What Cisco means by "fog" is taking functions that today we expect to take place in the cloud – things like processing and analyzing the data that comes from connected devices – and bringing them down out of the cloud and back at the edges of the network. That will inevitably happen, Enescu said, because the sheer amount of data produced by on-device sensors is set to explode in just the next five years.

"Data is an interesting thing," Enescu said. "It's very difficult, very expensive to move around."

By way of example, he pointed out that the typical engine on a jet airliner now produces around 20TB of data per hour. It's impossible to ship all of those bits back to a data center to analyze in real time. Most of the analysis has to take place on the device – the plane – itself.
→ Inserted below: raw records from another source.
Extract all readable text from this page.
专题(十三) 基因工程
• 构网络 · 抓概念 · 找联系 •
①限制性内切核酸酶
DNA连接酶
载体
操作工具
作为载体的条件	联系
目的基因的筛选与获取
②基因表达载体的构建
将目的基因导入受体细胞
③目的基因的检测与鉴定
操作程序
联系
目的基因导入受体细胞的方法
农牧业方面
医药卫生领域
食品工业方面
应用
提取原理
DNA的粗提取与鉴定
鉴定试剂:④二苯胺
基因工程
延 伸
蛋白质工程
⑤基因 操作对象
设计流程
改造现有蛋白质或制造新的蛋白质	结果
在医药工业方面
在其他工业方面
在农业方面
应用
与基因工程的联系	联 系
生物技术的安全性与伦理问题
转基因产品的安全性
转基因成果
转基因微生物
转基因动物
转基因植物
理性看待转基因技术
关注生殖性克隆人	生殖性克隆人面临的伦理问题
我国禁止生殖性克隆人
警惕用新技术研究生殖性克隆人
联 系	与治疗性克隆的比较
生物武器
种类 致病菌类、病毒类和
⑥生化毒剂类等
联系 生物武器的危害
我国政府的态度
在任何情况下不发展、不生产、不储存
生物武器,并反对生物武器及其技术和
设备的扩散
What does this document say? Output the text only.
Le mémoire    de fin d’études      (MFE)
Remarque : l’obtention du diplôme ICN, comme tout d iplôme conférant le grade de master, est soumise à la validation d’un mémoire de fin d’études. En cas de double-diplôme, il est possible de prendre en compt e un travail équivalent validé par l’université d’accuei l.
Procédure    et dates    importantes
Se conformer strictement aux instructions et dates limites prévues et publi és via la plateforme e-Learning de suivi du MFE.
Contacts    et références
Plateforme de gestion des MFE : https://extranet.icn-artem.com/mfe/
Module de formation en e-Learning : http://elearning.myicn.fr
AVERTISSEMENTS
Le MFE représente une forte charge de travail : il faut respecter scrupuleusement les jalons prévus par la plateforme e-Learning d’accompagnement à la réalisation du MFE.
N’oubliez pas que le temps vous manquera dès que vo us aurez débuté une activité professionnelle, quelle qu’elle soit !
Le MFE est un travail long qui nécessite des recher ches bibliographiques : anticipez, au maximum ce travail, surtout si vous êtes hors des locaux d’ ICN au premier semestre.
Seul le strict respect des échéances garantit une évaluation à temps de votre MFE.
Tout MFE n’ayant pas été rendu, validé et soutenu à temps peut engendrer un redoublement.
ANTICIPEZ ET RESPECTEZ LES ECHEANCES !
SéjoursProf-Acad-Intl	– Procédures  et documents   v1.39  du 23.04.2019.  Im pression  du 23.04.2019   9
Here, too, Hohndel agreed, and he added that the same problem that applies to a jet plane today will also apply to the typical warehouse or factory floor tomorrow.

"Today the premise of a lot of people seems to be the solution is that you just connect to the cloud. I can give very a good reason why that is a dumb idea," Hohndel quipped, "because your network is going to be even worse than the network at this conference, and that's saying something."

In other words, as the amount of data generated by on-device sensors increases, the devices themselves have to have the smarts to decide what can be thrown out, what should be passed along to another device, and what should be shipped up to the cloud to be archived.